Microsoft saiu do Taguspark mesmo com oferta de edifício

Empresa inaugurou hoje novas instalações no Parque das Nações, em Lisboa, para ter uma maior aproximação aos clientes.

A Microsoft inaugurou hoje as suas novas instalações em Lisboa, o fim de um processo regular que a leva a avaliar a ocupação de edifícios e a mudar (ou não) a sua localização. No caso do Taguspark, onde estava sedeada desde o início do século, foi mesmo proposta a criação de um novo edifício para a empresa se manter no concelho, segundo declarou em Julho passado o presidente da Câmara Municipal de Oeiras, a principal accionista do parque de ciência e tecnologia.
Segundo a acta da Assembleia Municipal de 25 de Julho, Isaltino Morais declarou ter servido de “intermediário numa situação” em que já sabia que a Microsoft podia sair do Taguspark.
A empresa, explicou, “de cinco em cinco anos, faz uma avaliação em todo o mundo sobre os edifícios que ocupa, as rendas que paga, etc. e consulta o mercado para saber se deve ou não mudar, consoante as suas necessidades”. A mesma preocupação foi explicada ao C0mputerworld em Fevereiro passado.
Nessa altura, Morais afirma ainda que “também me constou que a Microsoft estaria para sair do Concelho e foi-me transmitido pelo conselho de administração que haveria um problema de mau entendimento entre a administração do Taguspark e a Microsoft”. Isaltino Morais averigou qual era o problema e foi-lhe revelado “que se tratava de um mal entendido e que era verdade que a Microsoft estava a ponderar a possibilidade ou não de mudar de instalações, pois essa discussão prolongava-se por vezes, por um ou dois anos, mas que ainda não havia nenhuma decisão”.

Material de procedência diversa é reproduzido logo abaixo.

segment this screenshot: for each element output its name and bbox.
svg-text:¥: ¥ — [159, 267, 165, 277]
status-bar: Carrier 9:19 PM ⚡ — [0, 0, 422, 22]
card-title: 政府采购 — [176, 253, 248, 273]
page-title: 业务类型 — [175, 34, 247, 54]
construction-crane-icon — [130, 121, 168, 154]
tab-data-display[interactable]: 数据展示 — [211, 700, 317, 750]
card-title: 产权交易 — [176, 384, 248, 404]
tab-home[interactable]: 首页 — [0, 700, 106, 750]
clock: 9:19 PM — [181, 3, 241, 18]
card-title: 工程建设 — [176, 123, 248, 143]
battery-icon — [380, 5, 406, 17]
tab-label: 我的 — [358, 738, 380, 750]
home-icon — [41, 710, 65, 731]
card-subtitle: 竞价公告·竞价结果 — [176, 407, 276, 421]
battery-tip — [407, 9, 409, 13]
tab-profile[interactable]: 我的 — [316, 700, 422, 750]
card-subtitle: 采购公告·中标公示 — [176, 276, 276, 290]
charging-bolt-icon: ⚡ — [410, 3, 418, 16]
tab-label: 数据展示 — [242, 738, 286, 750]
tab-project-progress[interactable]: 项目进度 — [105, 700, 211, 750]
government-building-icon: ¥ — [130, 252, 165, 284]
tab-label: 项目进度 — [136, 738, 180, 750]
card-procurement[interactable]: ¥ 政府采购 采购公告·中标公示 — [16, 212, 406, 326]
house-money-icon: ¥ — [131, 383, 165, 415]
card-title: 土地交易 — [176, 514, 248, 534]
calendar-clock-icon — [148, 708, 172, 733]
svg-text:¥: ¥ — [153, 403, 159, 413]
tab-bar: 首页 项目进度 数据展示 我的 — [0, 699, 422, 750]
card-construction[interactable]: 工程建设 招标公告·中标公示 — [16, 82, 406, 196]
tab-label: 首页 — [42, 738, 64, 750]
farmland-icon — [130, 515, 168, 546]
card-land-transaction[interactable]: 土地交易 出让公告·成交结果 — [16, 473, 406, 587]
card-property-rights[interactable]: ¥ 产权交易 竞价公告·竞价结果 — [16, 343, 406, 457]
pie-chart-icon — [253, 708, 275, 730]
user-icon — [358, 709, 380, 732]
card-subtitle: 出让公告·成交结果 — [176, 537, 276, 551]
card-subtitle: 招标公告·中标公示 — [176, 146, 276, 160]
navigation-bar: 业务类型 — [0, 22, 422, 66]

O presidente de Oeiras considerava “importante” ter a Microsoft no concelho, e disse-o à administração do Taguspark, sabendo que já na altura a Microsoft queria “fazer uma mudança na sua estratégia em termos de relacionamento com os clientes, ou seja, vai passar a ter porta aberta ao público, querem ter estabelecimentos em que estão em contacto directo com o público”. Nesse sentido, a empresa revelou hoje que o novo espaço em Lisboa incorpora um centro de demonstração de tecnologias de consumo e quer que a nova sede seja “um espaço de experiência, uma janela aberta ao exterior, aos agentes económicos nacionais e também a particulares, de como utilizar a tecnologia e como conseguir uma interacção inovadora das pessoas, do tempo e do espaço”.
Ainda na reunião camarária de Julho, Isaltino Morais afirmou que o Taguspark estava em condições de ali construir para a Microsoft “um edifício de prestígio, emblemático”. Mas a Microsoft não ficou e hoje inaugurou a sua nova sede no Parque das Nações, com a presença do Presidente da República.
20 milhões de euros a 10 anos
Segundo Cavaco Silva, o investimento da Microsoft numa nova sede “representa a renovação do compromisso da empresa com Portugal”, um “compromisso que começou, há mais de 20 anos, com apenas três colaboradores”. Sublinhando que a subsidiária foi sempre “liderada por portugueses”, destacou ainda – no âmbito da investigação e desenvolvimento – o centro de linguagem e interacção natural, “o primeiro da especialidade na Europa”.
Cláudia Goya, directora-geral da empresa, revelou ter em Portugal mais de 4000 parceiros e que, por cada euro investido, gera 10,53 euros para os parceiros. A empresa apoiou também mais de 350 “start-ups” tecnológicas nos últimos quatro anos, num valor acima dos 1,7 milhões de euros.
Sobre a nova sede, denominada de Microsoft Lisbon Experience e que envolve um investimento de quase 20 milhões de euros a 10 anos, Cláudia Goya definiu-a como assente em três eixos: numa nova forma de trabalhar (90% dos quase 450 colaboradores não tem local fixo, apostando-se nas tecnologias móveis em mais de 100 salas de reuniões), aberta à comunidade e na portugalidade de materiais e design do novo edifício.
A responsável da Microsoft salienta ainda o facto de o investimento ser feito “em contraciclo”, uma “prova clara que acreditamos no potencial do nosso país e na capacidade de recuperarmos o caminho do crescimento económico”.